I guarantee that this is the wildest paper you’ll read all year. Drewes et al., “Pentimento: Data Remanence in Cloud FPGAs,” https://arxiv.org/abs/2303.17881
We find that a remote attacker can recover “FPGA pentimentos” — long-removed secret data belonging to a prior user or proprietary design image on a cloud FPGA. Just as a pentimento of a painting can be exposed via infrared imaging, FPGA pentimentos can be exposed via signal
timing sensors instantiated on a remote cloud FPGA. The sensitive data constituting an FPGA pentimento is imprinted to the device through bias temperature instability effects on the underlying transistors. We demonstrate how this slight degradation can be measured using a time-to-digital converter when an adversary programs one into the target cloud FPGA. This technique allows an attacker to ascertain previously safe information, after it is no longer explicitly present, on cloud FPGAs. Notably, it can allow an attacker to (1) extract proprietary details or keys from an encrypted FPGA design image available on the AWS marketplace and (2) recover information from a previous user of a cloud-FPGA. Both threat models are experimentally validated on the AWS F1 platform.

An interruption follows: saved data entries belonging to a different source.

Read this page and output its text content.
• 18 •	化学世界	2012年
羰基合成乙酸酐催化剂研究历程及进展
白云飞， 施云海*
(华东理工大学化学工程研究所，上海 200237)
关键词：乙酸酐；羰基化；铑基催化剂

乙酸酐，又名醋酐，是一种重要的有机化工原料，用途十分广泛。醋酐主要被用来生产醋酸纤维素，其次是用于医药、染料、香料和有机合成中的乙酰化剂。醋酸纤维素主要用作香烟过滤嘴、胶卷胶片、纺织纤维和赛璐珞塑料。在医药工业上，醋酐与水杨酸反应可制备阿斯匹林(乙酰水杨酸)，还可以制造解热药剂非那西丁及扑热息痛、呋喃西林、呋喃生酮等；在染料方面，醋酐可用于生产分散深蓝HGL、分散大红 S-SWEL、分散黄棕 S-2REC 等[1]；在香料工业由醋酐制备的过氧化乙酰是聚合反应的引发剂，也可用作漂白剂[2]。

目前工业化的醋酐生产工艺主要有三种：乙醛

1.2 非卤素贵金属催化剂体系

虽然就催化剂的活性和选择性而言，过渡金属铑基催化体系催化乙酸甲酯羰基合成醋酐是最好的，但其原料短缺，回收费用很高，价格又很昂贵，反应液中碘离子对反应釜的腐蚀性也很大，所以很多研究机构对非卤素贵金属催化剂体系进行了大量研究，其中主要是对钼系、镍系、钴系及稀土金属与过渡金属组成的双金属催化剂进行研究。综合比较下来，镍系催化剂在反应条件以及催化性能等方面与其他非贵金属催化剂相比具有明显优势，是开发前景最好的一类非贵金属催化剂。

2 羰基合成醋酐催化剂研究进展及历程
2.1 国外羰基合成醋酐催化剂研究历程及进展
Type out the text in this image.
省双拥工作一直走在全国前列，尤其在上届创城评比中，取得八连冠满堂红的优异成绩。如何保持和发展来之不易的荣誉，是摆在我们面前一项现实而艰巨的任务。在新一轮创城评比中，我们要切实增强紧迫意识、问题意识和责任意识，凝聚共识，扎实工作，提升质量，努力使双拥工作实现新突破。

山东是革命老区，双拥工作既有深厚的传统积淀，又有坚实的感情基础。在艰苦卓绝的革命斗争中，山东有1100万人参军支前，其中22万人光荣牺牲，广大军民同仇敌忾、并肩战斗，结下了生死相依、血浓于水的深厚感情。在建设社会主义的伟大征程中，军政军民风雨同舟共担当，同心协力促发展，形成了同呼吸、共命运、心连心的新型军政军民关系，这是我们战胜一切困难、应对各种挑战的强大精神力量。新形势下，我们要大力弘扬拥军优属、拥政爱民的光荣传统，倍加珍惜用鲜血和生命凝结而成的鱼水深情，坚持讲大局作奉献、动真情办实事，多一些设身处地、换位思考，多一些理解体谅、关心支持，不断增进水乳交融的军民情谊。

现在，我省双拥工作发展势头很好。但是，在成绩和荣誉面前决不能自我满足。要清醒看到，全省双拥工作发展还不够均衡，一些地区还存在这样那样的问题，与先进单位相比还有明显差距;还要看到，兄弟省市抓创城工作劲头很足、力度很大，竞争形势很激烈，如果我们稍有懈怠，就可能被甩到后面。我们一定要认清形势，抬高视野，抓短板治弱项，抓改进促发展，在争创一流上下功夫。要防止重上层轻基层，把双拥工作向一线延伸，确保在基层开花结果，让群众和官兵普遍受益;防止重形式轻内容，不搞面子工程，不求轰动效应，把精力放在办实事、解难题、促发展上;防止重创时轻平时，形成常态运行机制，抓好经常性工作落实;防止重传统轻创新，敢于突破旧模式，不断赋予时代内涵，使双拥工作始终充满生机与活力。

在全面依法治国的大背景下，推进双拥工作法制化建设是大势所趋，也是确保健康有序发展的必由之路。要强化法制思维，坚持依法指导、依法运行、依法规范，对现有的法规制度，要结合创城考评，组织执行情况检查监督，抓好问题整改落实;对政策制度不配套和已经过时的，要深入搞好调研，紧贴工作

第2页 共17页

Pentimento: Data Remanence in Cloud FPGAs
Cloud FPGAs strike an alluring balance between computational efficiency, energy efficiency, and cost. It is the flexibility of the FPGA architecture that enables these benefits, but that very same flexibility that exposes new security vulnerabilities. We show that a remote attacker can recover "FPGA pentimenti" - long-removed secret data belonging to a prior user of a cloud FPGA. The sensitive data constituting an FPGA pentimento is an analog imprint from bias temperature instability (BTI) effects on the underlying transistors. We demonstrate how this slight degradation can be measured using a time-to-digital (TDC) converter when an adversary programs one into the target cloud FPGA. This technique allows an attacker to ascertain previously safe information on cloud FPGAs, even after it is no longer explicitly present. Notably, it can allow an attacker who knows a non-secret "skeleton" (the physical structure, but not the contents) of the victim's design to (1) extract proprietary details from an encrypted FPGA design image available on the AWS marketplace and (2) recover data loaded at runtime by a previous user of a cloud FPGA using a known design. Our experiments show that BTI degradation (burn-in) and recovery are measurable and constitute a security threat to commercial cloud FPGAs.